In general, wool provides better insulation from the wind, unless you wear a fleece with integrated wind-resistant insulation. But if you’re engaged in a high-intensity activity like running, hiking or biking, this sort of wind-resistant insulation can become too much of a good thing, causing you to sweat—which is counter-productive in cold weather.

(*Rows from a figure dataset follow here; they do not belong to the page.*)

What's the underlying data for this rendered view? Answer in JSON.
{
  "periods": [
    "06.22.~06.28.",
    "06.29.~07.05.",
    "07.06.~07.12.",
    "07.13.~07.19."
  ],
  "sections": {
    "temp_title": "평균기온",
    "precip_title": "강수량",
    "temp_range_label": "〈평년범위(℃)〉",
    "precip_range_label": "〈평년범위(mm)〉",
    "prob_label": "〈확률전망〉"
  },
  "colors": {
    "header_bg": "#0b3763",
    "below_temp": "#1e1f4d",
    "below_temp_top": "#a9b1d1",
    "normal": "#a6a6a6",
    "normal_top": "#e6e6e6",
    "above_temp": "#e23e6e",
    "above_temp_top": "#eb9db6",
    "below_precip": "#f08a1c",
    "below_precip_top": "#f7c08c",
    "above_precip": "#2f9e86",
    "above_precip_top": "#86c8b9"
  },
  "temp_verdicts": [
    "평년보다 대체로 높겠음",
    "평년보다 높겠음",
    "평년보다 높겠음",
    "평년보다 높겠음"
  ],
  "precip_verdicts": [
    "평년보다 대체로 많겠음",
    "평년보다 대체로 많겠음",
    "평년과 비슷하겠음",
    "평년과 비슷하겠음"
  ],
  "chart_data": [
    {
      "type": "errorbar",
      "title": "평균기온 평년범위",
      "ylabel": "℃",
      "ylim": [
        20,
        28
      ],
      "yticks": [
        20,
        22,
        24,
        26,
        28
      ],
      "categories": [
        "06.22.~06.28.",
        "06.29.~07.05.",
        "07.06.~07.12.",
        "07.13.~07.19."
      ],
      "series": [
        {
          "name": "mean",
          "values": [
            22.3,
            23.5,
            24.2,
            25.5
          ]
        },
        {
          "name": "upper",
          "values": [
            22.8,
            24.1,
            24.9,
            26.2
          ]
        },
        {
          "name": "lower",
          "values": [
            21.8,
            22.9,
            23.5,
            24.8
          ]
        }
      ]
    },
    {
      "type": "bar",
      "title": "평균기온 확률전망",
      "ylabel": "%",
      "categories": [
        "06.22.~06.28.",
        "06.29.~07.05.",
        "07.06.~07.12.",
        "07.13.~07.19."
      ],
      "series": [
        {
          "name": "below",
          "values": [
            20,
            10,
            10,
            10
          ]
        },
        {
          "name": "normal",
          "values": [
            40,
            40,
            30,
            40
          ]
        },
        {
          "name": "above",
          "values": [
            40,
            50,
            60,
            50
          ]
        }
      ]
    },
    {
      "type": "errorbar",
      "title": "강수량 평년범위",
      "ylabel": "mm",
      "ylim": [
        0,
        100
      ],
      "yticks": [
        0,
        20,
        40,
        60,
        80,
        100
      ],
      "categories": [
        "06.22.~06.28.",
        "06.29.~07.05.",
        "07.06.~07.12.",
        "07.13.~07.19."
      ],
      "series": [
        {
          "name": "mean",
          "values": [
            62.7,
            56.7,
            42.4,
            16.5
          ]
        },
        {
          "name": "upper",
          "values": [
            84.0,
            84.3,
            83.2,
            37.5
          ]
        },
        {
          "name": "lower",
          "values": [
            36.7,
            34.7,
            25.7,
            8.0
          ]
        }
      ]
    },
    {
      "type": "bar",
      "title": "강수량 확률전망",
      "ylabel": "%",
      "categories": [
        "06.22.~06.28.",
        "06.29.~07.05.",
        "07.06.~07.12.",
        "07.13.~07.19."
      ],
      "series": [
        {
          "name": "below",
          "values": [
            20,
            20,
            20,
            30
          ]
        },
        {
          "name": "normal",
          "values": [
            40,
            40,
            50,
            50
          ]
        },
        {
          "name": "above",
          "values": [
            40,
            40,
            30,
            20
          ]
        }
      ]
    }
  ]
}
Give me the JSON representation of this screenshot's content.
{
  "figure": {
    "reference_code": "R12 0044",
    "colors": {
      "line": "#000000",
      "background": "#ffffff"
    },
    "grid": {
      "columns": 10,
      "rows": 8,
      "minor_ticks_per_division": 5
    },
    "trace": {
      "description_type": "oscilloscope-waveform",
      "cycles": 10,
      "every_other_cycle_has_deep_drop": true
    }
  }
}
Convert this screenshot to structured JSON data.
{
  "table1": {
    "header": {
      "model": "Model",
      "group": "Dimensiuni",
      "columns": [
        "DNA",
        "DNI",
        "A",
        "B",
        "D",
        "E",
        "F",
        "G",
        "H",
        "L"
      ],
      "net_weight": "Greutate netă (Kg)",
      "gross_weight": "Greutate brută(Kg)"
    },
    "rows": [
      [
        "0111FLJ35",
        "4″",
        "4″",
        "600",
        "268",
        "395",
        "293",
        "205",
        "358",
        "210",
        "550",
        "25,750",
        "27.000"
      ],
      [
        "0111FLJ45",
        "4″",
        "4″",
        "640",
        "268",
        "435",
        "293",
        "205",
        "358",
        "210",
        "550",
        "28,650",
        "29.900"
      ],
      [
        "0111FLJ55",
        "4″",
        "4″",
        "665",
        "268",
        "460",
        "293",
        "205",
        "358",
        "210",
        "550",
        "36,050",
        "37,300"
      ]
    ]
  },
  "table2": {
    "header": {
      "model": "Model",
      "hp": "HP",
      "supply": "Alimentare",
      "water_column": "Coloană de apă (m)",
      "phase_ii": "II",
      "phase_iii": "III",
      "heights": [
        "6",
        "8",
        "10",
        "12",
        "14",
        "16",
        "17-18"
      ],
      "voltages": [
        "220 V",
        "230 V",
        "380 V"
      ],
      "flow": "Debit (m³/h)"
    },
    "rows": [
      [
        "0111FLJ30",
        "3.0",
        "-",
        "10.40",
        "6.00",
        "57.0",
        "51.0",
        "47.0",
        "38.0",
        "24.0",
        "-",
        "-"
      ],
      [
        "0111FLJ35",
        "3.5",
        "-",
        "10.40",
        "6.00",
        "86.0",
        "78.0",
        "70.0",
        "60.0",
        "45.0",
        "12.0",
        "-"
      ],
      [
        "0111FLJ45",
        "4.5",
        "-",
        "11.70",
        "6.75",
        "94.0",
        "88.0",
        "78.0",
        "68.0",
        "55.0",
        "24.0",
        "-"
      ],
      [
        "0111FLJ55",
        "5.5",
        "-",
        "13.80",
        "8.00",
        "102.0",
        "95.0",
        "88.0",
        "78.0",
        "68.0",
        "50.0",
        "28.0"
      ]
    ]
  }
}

Either way, both fleece and wool are far better than cotton in all aspects except cooling. Fleece and wool are warmer, more water-resistant, warmer when wet and wick perspiration better than cotton.
Pros and Cons of Each
The comfort and performance of both fleece and wool apparel depend in large part on the quality of the apparel. All things being equal, the following is a summary of the pros and cons of wool and fleece sweaters or sweatshirts:
- Easy Maintenance
- Does not shrink like wool
- Very soft and not itchy like some wools
- Low water resistance
- No insulation value when wet
- Can melt near the fire or in the dryer on too high of a heat
- Can pill over time
- Insulates when wet
- Flame retardant
- Naturally anti-microbial (resists stink)
- High Maintenance
- Shrinks if washed and dried incorrectly
It’s difficult to compare all fleeces to all wools for their wicking properties. In general, a synthetic fleece with short lengthwise fibers wicks the best, slightly edging out merino wool. Fleece base layers use these short fibers to create a capillary action to wick sweat away from the skin. Merino wool, however, contains natural antimicrobial properties which will keep your sweaty base layers from stinking. So if your adventures take you off the grid for multiple days, you may prefer merino over synthetic fleece, while if you’re more of a daily runner, then synthetic might be preferable.
We have many more choices in the modern world than we used to—in just about all realms of life—thanks to technology. Performance clothing is but one example. When it comes to deciding what to wear to keep warm in cool weather, we must no longer settle for clothing that meets some of our needs but not others. Just like ‘there’s a tool for every job,’ there is a warm clothing layer—in wool or fleece— for every occasion.